India’s macroeconomic environment is improving, but it is still not past the point where it can ignore the developments in the global markets
Indian markets have seen some heavy selling in the first week of 2015, spoiling the market's bullish mood seen in the second half of 2014. Most of the selling in India was on account of the turmoil in global economies. But with FII money driving Indian markets, investors will have to look keenly at these developments along with those in India.
As Ridham Desai, managing director and head of India Research, Morgan Stanley said in an interview to a TV channel, India’s macroeconomic environment is improving, but it is still not past the point where it can ignore the developments in the global markets.
We take a look at five signs in the global and Indian market that can decide market direction in 2015.
Oil prices are perhaps the biggest worry in international market. Low oil prices have already disturbed the financials of oil producing countries. Chances of a default by Venezuela is high as the country earns 96 per cent of its foreign exchange by exporting oil which is used to finance everything it imports.
The same is true for all commodity producing countries. Countries like Brazil, Australia, Malaysia and Indonesia will continue to feel the pressure. UBS in a strategy report on Asia Pacific region says that subdued commodity prices should help margins and will be a key driver of stock performance as margins and earnings upgrade come through.
US interest rate hike:
Every time the US Fed meets, world markets turn volatile. Reversing of the interest rate cycle is perhaps the biggest event that will be watched by market participants across the globe. UBS says that US rate hike will be a challenge for SE Asia and Hong Kong. But it also goes on to add that monetary divergence and monetary independence will be a key theme. UBS sees the scope for policy easing in China, India, Japan and Korea helping equity markets in the respective countries.
Inflation and interest rates:
For Indian markets, a key event which will decide the market direction is RBI policy on interest rates. Analysts have built in an interest rate reduction ranging from 50 basis points to 75 basis points by the central banker. RBI on its part will be closely monitoring core inflation to decide on its policy of interest rates. The central bank will also have to closely monitor the US interest rate policy as far as timing is concerned.
A US interest rate hike if it corresponds with an interest rate reduction in India will be disastrous for the currency market as foreign money will flow out of India on account of lower arbitrage opportunities. Morgan Stanley in a report on events that will drive the market says that the recent emerging market turmoil may delay it to the end of the quarter or even to the next.
Growth indicators and economic data points:
There is some level of anxiety in the market over the pace of reforms as the announcements made have not yet reflected on corporate earnings or from the data coming from the government. Morgan Stanley says the government policy assumes great importance, with several announcements around the coal auctions, the GST bill, fiscal deficit target, divestments, infrastructure spending, launch of direct benefit transfer, the subsidy bill and several other pieces of legislation, including the recent land ordinance. But perhaps the most important piece of sound byte that the market will be waiting for is the promised ‘big bang’ budget by the finance minister.

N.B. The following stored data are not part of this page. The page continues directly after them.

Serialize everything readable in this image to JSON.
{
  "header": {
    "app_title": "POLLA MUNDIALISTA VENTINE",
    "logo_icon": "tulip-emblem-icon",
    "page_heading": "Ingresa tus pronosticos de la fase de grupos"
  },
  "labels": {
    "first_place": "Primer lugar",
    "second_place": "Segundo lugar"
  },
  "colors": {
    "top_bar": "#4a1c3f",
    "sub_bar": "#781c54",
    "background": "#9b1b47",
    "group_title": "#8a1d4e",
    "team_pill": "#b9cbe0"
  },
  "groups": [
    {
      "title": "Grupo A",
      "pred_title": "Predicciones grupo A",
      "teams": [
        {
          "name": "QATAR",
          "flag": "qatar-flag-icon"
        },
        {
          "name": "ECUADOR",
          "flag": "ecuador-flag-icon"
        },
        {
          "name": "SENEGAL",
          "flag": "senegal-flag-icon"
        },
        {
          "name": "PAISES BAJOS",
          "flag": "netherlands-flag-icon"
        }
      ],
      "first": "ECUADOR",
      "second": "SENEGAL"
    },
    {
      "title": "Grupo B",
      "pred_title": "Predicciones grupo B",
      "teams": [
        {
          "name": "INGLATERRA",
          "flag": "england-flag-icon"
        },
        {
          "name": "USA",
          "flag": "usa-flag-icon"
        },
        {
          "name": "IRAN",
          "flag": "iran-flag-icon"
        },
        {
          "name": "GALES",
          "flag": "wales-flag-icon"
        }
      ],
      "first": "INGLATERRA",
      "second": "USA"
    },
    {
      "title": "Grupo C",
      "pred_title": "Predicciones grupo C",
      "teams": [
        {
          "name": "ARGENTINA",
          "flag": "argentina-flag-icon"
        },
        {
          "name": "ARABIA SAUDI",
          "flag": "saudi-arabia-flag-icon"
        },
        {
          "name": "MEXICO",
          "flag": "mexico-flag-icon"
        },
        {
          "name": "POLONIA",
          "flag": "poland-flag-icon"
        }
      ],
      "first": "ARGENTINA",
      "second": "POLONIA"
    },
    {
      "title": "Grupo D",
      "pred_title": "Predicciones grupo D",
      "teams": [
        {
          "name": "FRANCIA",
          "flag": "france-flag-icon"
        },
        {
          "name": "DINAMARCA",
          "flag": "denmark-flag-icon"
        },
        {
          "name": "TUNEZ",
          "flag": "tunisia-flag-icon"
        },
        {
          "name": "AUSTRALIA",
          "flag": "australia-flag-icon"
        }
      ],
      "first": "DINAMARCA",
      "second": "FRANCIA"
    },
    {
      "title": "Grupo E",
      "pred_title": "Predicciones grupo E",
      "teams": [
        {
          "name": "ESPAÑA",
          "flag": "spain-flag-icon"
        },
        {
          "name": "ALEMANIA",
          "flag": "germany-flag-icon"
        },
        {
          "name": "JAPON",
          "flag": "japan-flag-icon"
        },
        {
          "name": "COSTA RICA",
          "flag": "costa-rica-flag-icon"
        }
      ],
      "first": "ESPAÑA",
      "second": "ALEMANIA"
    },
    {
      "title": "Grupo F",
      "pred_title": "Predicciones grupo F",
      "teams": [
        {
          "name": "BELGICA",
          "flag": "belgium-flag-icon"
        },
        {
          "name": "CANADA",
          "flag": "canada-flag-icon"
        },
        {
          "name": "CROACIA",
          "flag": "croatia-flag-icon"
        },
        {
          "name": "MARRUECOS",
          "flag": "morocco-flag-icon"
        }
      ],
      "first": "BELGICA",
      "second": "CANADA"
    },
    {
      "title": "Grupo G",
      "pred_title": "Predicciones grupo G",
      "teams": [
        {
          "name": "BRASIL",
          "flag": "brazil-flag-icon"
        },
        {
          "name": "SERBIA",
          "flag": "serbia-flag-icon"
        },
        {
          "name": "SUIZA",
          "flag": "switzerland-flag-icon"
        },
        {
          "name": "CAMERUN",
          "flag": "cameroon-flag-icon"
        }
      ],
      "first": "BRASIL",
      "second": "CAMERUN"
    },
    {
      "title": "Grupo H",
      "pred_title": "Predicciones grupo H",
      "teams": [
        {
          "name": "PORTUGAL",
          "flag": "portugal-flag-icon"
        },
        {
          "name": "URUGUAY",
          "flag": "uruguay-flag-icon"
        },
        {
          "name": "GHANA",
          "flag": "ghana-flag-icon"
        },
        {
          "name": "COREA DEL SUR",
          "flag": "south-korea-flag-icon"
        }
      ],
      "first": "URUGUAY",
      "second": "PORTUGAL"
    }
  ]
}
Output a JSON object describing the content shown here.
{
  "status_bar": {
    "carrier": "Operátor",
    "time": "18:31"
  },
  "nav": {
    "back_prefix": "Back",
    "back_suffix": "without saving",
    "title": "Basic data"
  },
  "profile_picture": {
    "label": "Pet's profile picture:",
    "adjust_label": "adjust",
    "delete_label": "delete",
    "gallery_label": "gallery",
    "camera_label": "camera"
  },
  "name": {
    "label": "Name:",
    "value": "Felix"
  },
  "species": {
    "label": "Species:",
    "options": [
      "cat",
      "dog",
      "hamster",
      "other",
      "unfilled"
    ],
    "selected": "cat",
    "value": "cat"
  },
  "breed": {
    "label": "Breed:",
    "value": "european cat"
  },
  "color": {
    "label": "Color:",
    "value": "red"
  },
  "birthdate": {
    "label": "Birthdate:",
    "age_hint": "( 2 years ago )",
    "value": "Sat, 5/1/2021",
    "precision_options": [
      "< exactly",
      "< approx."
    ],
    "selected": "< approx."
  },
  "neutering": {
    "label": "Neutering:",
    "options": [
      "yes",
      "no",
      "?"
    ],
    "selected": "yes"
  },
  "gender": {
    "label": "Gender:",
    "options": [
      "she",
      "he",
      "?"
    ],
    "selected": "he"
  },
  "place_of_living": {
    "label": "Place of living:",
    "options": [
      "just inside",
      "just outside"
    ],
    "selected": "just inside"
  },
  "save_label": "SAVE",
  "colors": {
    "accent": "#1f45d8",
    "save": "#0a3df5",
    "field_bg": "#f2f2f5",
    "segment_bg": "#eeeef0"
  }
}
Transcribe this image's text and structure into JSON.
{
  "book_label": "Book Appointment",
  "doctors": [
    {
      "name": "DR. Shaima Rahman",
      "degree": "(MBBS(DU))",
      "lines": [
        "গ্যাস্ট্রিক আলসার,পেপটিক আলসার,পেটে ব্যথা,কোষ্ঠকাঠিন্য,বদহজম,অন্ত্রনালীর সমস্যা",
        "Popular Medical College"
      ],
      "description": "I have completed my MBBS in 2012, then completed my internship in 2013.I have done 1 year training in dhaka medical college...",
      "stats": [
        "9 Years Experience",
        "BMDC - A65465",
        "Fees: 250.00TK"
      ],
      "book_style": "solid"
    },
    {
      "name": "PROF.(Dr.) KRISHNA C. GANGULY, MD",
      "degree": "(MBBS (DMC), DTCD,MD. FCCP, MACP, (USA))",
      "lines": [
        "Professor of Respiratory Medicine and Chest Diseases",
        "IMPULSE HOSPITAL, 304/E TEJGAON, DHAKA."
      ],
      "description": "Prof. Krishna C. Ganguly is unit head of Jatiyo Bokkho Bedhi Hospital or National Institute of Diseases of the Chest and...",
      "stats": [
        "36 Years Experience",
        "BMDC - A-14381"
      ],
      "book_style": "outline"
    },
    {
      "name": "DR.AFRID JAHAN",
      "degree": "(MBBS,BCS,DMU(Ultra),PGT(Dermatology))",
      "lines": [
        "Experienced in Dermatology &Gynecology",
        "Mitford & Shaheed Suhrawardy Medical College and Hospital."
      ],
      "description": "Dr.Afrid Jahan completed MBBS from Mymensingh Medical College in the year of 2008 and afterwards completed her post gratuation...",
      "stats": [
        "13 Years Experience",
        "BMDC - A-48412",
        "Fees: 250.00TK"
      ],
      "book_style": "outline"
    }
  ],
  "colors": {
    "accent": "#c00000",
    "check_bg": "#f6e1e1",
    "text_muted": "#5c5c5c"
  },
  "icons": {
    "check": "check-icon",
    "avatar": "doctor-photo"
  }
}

Euro zone and quantitative easing:
Global markets are curiously watching the Greece elections where the left inclined Syriza party is expected to win the elections. The party wants a renegotiation of the terms of its bailout which is opposed by Germany and France who prefer a Greece exit from the Euro zone rather than a bailout. Either event is expected to increase volatility in the market.
Members of the Euro zone will be meeting three days before the Greek elections to decide on the path of further quantitative easing. With US restricting itself from carrying out further easing, policies emanating from Euro zone, Japan and China will be keenly watched.